Chris has received a number of coveted awards, from his high school designation as “Most Likely to Plagiarize” to the American Library Association’s Margaret A. Edwards Lifetime Achievement Award.  His favorites are his two Intellectual Freedom awards, one from the National Council for Teachers of English and the other from the National Coalition Against Censorship.

Five of Crutcher’s books appeared on an American Library Association list of the 100 Best Books for Teens of the Twentieth Century (1999 to 2000).  A recent NPR list of the Best 100 YA and Children’s books included none of those titles.  Time flies.

Crutcher no longer listens to, nor contributes to, NPR.

Genre: Realistic Fiction

Curriculum Ties: Social Issues

Book Talking Ideas: This novel is over ten years old, but it is still as valid today as it was when it was written. In what ways are people mistreated that is still seen within schools today as they were when this book was written?

Reading Level/ Interest Age: 8th-12th grade

Challenge Issues: Violence, Language, Drinking

Challenge Resources:

  • Handout of the ALA’s Library Bill of Rights and Right to Read
  • Know your library’s collection development policy and have a copy of it on hand. Being able to show how this book fits the necessary requirements for purchase will give you a leg to stand on.
  • Have both positive and negative reviews from sources such as SLJ, VOYA, Booklist, Kirkus Review, Common Sense Media, Publishers Weekly, Hornbook, and Bulletin of the Center for Children’s Books.
  • Be familiar with the material.  If you have not read the book mention this in your conversation and ask for time to review it and invite the patron back for a more in-depth conversation once you have been able to look it over thoroughly.
  • Be prepared to cite any awards the book has won.
  • Have a rationale prepared on why the book enhances your library’s collection and be able to offer alternative titles on the same subject that might be less controversial.
  • Stay calm while talking with the patient and practice active listening skills.  The patron might calm down if they are allowed to air their grievance.
  • Have a copy of the Request for Reconsideration of Library Materials form handy as a last resort and be able to explain the process to the patron.

Why I picked this book: While Sarah Dessen is the queen of chick lit, Chris Crutcher is the king of writing a novel that is a mash-up of athletics and problem novels.
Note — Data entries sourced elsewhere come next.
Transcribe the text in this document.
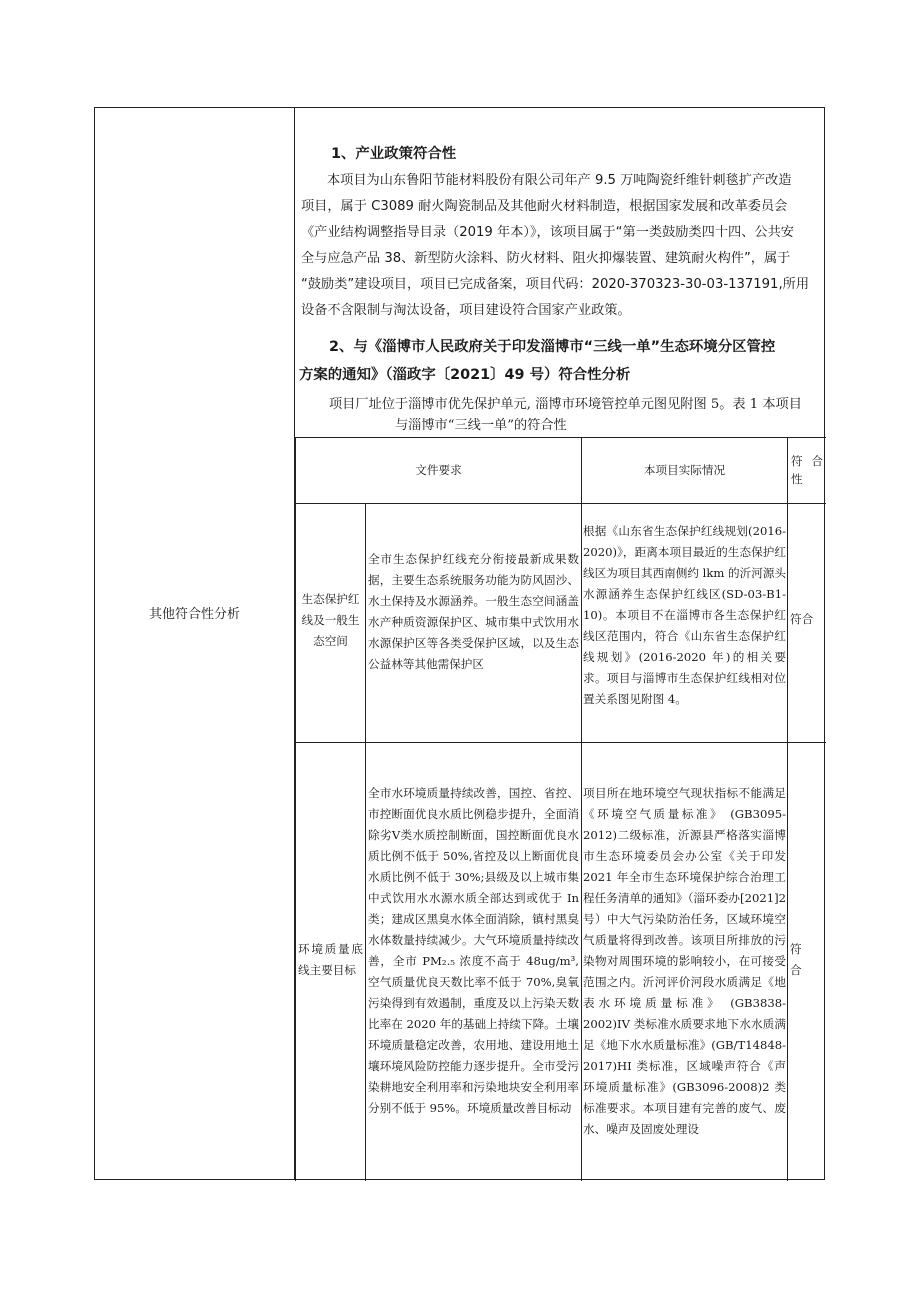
其他符合性分析
1、产业政策符合性
本项目为山东鲁阳节能材料股份有限公司年产 9.5 万吨陶瓷纤维针刺毯扩产改造
项目，属于 C3089 耐火陶瓷制品及其他耐火材料制造，根据国家发展和改革委员会
《产业结构调整指导目录（2019 年本）》，该项目属于“第一类鼓励类四十四、公共安
全与应急产品 38、新型防火涂料、防火材料、阻火抑爆装置、建筑耐火构件”，属于
“鼓励类”建设项目，项目已完成备案，项目代码：2020-370323-30-03-137191,所用
设备不含限制与淘汰设备，项目建设符合国家产业政策。
2、与《淄博市人民政府关于印发淄博市“三线一单”生态环境分区管控
方案的通知》（淄政字〔2021〕49 号）符合性分析
项目厂址位于淄博市优先保护单元, 淄博市环境管控单元图见附图 5。表 1 本项目
与淄博市“三线一单”的符合性
文件要求	本项目实际情况
符合性
生态保护红线及一般生态空间
全市生态保护红线充分衔接最新成果数据，主要生态系统服务功能为防风固沙、水土保持及水源涵养。一般生态空间涵盖水产种质资源保护区、城市集中式饮用水水源保护区等各类受保护区域，以及生态公益林等其他需保护区
根据《山东省生态保护红线规划(2016-2020)》，距离本项目最近的生态保护红线区为项目其西南侧约 lkm 的沂河源头水源涵养生态保护红线区(SD-03-B1-10)。本项目不在淄博市各生态保护红线区范围内，符合《山东省生态保护红线规划》(2016-2020 年)的相关要求。项目与淄博市生态保护红线相对位置关系图见附图 4。
符合
环境质量底线主要目标
全市水环境质量持续改善，国控、省控、市控断面优良水质比例稳步提升，全面消除劣Ⅴ类水质控制断面，国控断面优良水质比例不低于 50%,省控及以上断面优良水质比例不低于 30%;县级及以上城市集中式饮用水水源水质全部达到或优于 In 类；建成区黑臭水体全面消除，镇村黑臭水体数量持续减少。大气环境质量持续改善，全市 PM₂.₅ 浓度不高于 48ug/m³,空气质量优良天数比率不低于 70%,臭氧污染得到有效遏制，重度及以上污染天数比率在 2020 年的基础上持续下降。土壤环境质量稳定改善，农用地、建设用地土壤环境风险防控能力逐步提升。全市受污染耕地安全利用率和污染地块安全利用率分别不低于 95%。环境质量改善目标动
项目所在地环境空气现状指标不能满足《环境空气质量标准》 (GB3095-2012)二级标准，沂源县严格落实淄博市生态环境委员会办公室《关于印发 2021 年全市生态环境保护综合治理工程任务清单的通知》（淄环委办[2021]2 号）中大气污染防治任务，区域环境空气质量将得到改善。该项目所排放的污染物对周围环境的影响较小，在可接受范围之内。沂河评价河段水质满足《地表水环境质量标准》 (GB3838-2002)IV 类标准水质要求地下水水质满足《地下水水质量标准》(GB/T14848-2017)HI 类标准，区域噪声符合《声环境质量标准》(GB3096-2008)2 类标准要求。本项目建有完善的废气、废水、噪声及固废处理设
符合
This is a classic underdog story and the reader will fall in love with the All-Night Mermen; they are the all-male Breakfast Club.  Not everyone is going to love his style, including myself, because they don’t connect with using a sport to sort out their problem or feelings.  However this might draw male teens into reading the book when otherwise they might not have. The types of problems Crutcher writes about are not ones that are going to fade out quickly. . The staying power of his books alone should earn him a spot in a library’s young adult collection.